Ideaya Reports Positive Interim Phase 1 Expansion Data Of IDE397 Fro Urothelial and Lung Cancer

Ideaya Reports Positive Interim Phase 1 Expansion Data Of IDE397 Fro Urothelial and Lung Cancer

Ideaya reports positive interim phase 1 expansion data of IDE397 in MTAP-deletion urothelial and lung cancer as late-breaker oral presentation at ENA 2024

Overview

Ideaya Biosciences, Inc., a precision medicine oncology company committed to the discovery and development of targeted therapeutics, announces phase 1 expansion data for IDE397 in methylthioadenosine phosphorylase (MTAP)-deletion urothelial cancer (UC) and non-small cell lung cancer (NSCLC) patients as a late breaker abstract (LBA) oral presentation at the 36th edition of the EORTC-NCI-AACR Symposium (ENA 2024) in Barcelona, Spain. In addition, Ideaya had additional poster presentations at ENA 2024 highlighting preclinical data for the MAT2A and PARG programmes. IDE397 is a potent and selective potential first-in-class methionine adenosyltransferase 2 alpha (MAT2A) inhibitor in phase 2 clinical trials for the treatment of MTAP-deletion solid tumours.
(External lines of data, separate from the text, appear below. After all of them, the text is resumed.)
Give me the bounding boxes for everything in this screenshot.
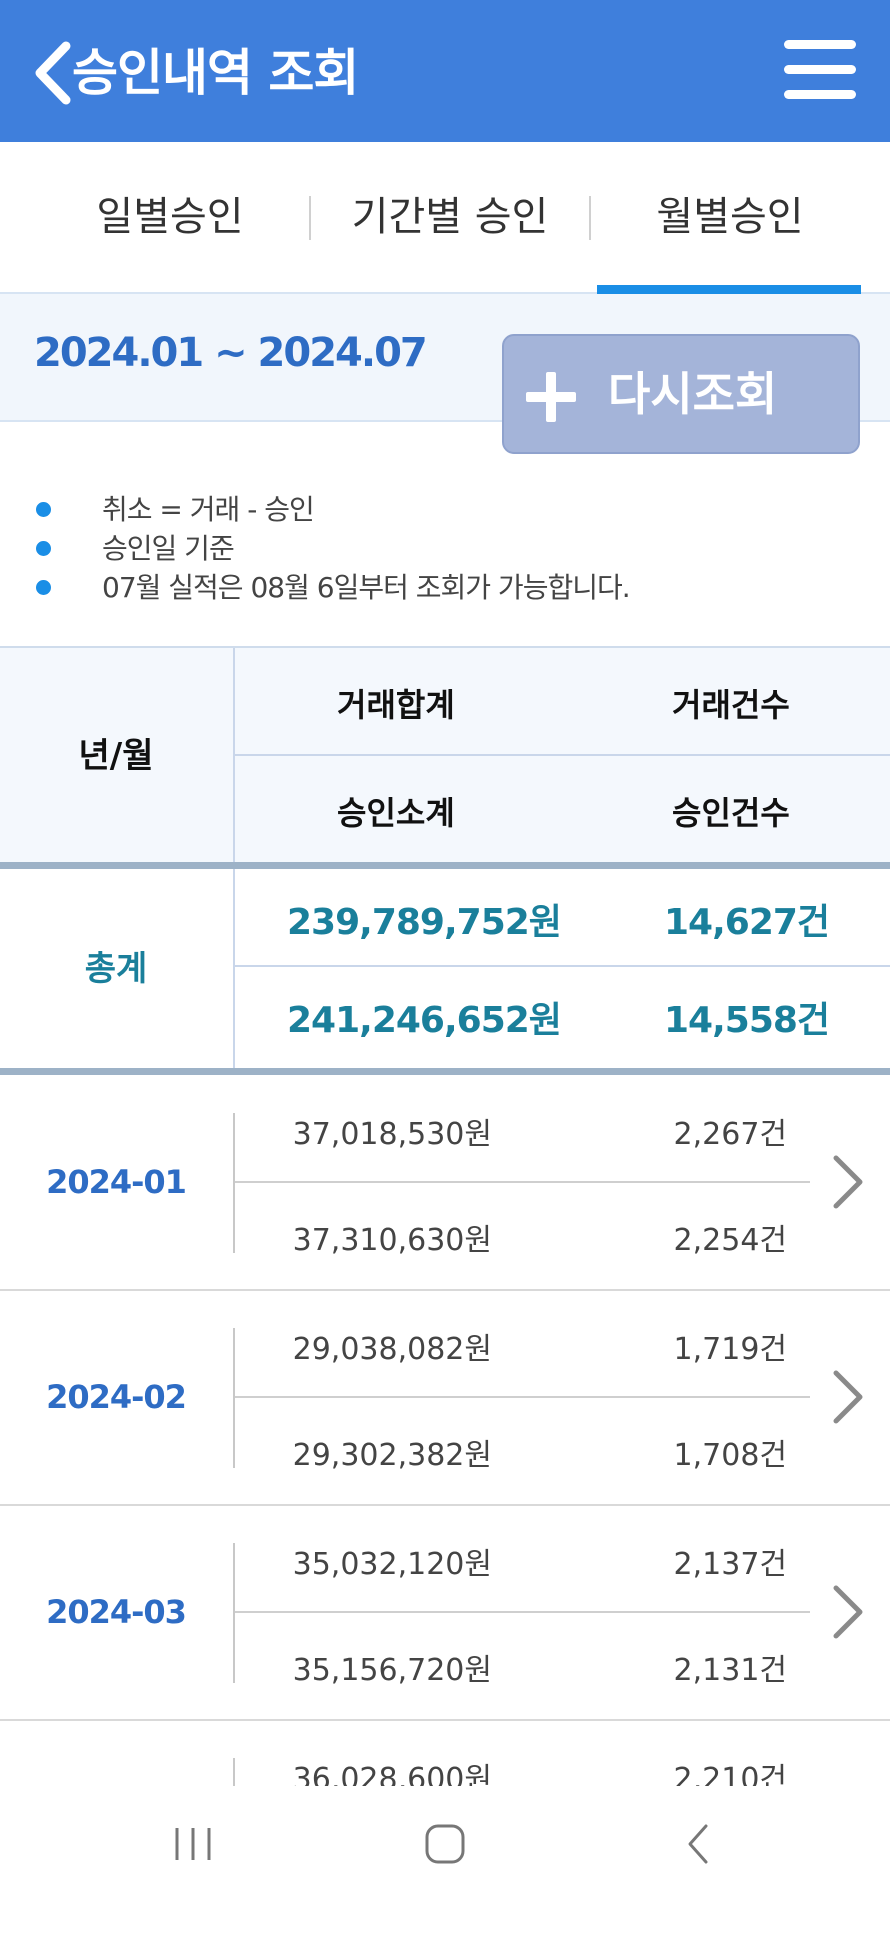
home-icon[interactable] xyxy=(415,1814,475,1874)
month-label: 2024-02 xyxy=(46,1378,187,1416)
page-title: 승인내역 조회 xyxy=(72,44,359,102)
divider xyxy=(233,869,235,1069)
header-trade-count: 거래건수 xyxy=(672,686,790,724)
trade-amount: 37,018,530원 xyxy=(292,1117,492,1152)
chevron-right-icon[interactable] xyxy=(828,1152,868,1212)
divider xyxy=(235,965,890,967)
trade-count: 2,137건 xyxy=(673,1547,787,1582)
divider xyxy=(233,648,235,864)
divider xyxy=(235,1181,810,1183)
divider xyxy=(0,1068,890,1075)
bullet-icon xyxy=(36,541,51,556)
approval-amount: 37,310,630원 xyxy=(292,1223,492,1258)
divider xyxy=(233,1543,235,1683)
hamburger-menu-icon[interactable] xyxy=(780,38,860,102)
approval-amount: 35,156,720원 xyxy=(292,1653,492,1688)
total-trade-count: 14,627건 xyxy=(664,902,830,943)
tab-divider xyxy=(589,196,591,240)
divider xyxy=(235,1396,810,1398)
bullet-icon xyxy=(36,502,51,517)
divider xyxy=(235,1611,810,1613)
chevron-right-icon[interactable] xyxy=(828,1582,868,1642)
trade-count: 1,719건 xyxy=(673,1332,787,1367)
plus-icon xyxy=(526,392,576,402)
bullet-icon xyxy=(36,580,51,595)
divider xyxy=(0,862,890,869)
total-row: 총계 239,789,752원 14,627건 241,246,652원 14,… xyxy=(0,869,890,1069)
chevron-left-icon[interactable] xyxy=(30,38,80,108)
tab-period-approval[interactable]: 기간별 승인 xyxy=(351,194,549,240)
header-approval-subtotal: 승인소계 xyxy=(337,794,455,832)
divider xyxy=(235,754,890,756)
back-icon[interactable] xyxy=(670,1814,730,1874)
approval-amount: 29,302,382원 xyxy=(292,1438,492,1473)
table-header: 년/월 거래합계 거래건수 승인소계 승인건수 xyxy=(0,646,890,864)
total-trade-amount: 239,789,752원 xyxy=(287,902,562,943)
tab-monthly-approval[interactable]: 월별승인 xyxy=(656,194,804,240)
system-nav-bar xyxy=(0,1786,890,1899)
trade-count: 2,267건 xyxy=(673,1117,787,1152)
tab-divider xyxy=(309,196,311,240)
divider xyxy=(233,1113,235,1253)
month-row[interactable]: 2024-01 37,018,530원 2,267건 37,310,630원 2… xyxy=(0,1075,890,1291)
approval-count: 2,254건 xyxy=(673,1223,787,1258)
note-item: 취소 = 거래 - 승인 xyxy=(0,490,890,529)
header-year-month: 년/월 xyxy=(78,736,154,776)
month-label: 2024-01 xyxy=(46,1163,187,1201)
divider xyxy=(233,1328,235,1468)
note-item: 승인일 기준 xyxy=(0,529,890,568)
refresh-button[interactable]: 다시조회 xyxy=(502,334,860,454)
trade-amount: 35,032,120원 xyxy=(292,1547,492,1582)
total-approval-amount: 241,246,652원 xyxy=(287,1000,562,1041)
note-item: 07월 실적은 08월 6일부터 조회가 가능합니다. xyxy=(0,568,890,607)
recent-apps-icon[interactable] xyxy=(163,1814,223,1874)
month-row[interactable]: 2024-02 29,038,082원 1,719건 29,302,382원 1… xyxy=(0,1290,890,1506)
refresh-button-label: 다시조회 xyxy=(608,367,778,421)
approval-count: 2,131건 xyxy=(673,1653,787,1688)
header-trade-total: 거래합계 xyxy=(337,686,455,724)
month-row[interactable]: 2024-03 35,032,120원 2,137건 35,156,720원 2… xyxy=(0,1505,890,1721)
total-label: 총계 xyxy=(84,949,148,989)
chevron-right-icon[interactable] xyxy=(828,1367,868,1427)
tab-bar: 일별승인 기간별 승인 월별승인 xyxy=(0,142,890,295)
header-approval-count: 승인건수 xyxy=(672,794,790,832)
period-range: 2024.01 ~ 2024.07 xyxy=(34,330,428,376)
active-tab-indicator xyxy=(597,285,861,295)
trade-amount: 29,038,082원 xyxy=(292,1332,492,1367)
approval-count: 1,708건 xyxy=(673,1438,787,1473)
tab-daily-approval[interactable]: 일별승인 xyxy=(96,194,244,240)
notes-list: 취소 = 거래 - 승인 승인일 기준 07월 실적은 08월 6일부터 조회가… xyxy=(0,490,890,607)
total-approval-count: 14,558건 xyxy=(664,1000,830,1041)
month-label: 2024-03 xyxy=(46,1593,187,1631)
app-header: 승인내역 조회 xyxy=(0,0,890,142)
Statement from an Expert: Columbia University

  • We are excited by the clinical efficacy and safety profile observed with the potential first-in-class MAT2A inhibitor IDE397 at the 30mg once-a-day RP2D, including multiple confirmed responses observed as a monotherapy agent in non-small cell lung cancer and urothelial cancer patients with MTAP-deletion.
  • In addition, at the 30mg once-a-day expansion dose, we observed a manageable safety profile with no drug-related serious adverse events or discontinuations. These data support potential combination development,"" said Dr. Benjamin Herzberg, M.D., Assistant Professor of Medicine, Columbia University.

From the CMO: Ideaya Biosciences

The clinical data update from the late breaker oral presentation at ENA 2024 provides further clinical proof-of-concept for IDE397 in the setting of MTAP-deletion urothelial cancer and non-small cell lung cancer to deliver a high disease control rate and confirmed RECIST responses, with an overall manageable adverse event profile,"" said Darrin M. Beaupre, M.D., Ph.D., chief medical officer, Ideaya Biosciences.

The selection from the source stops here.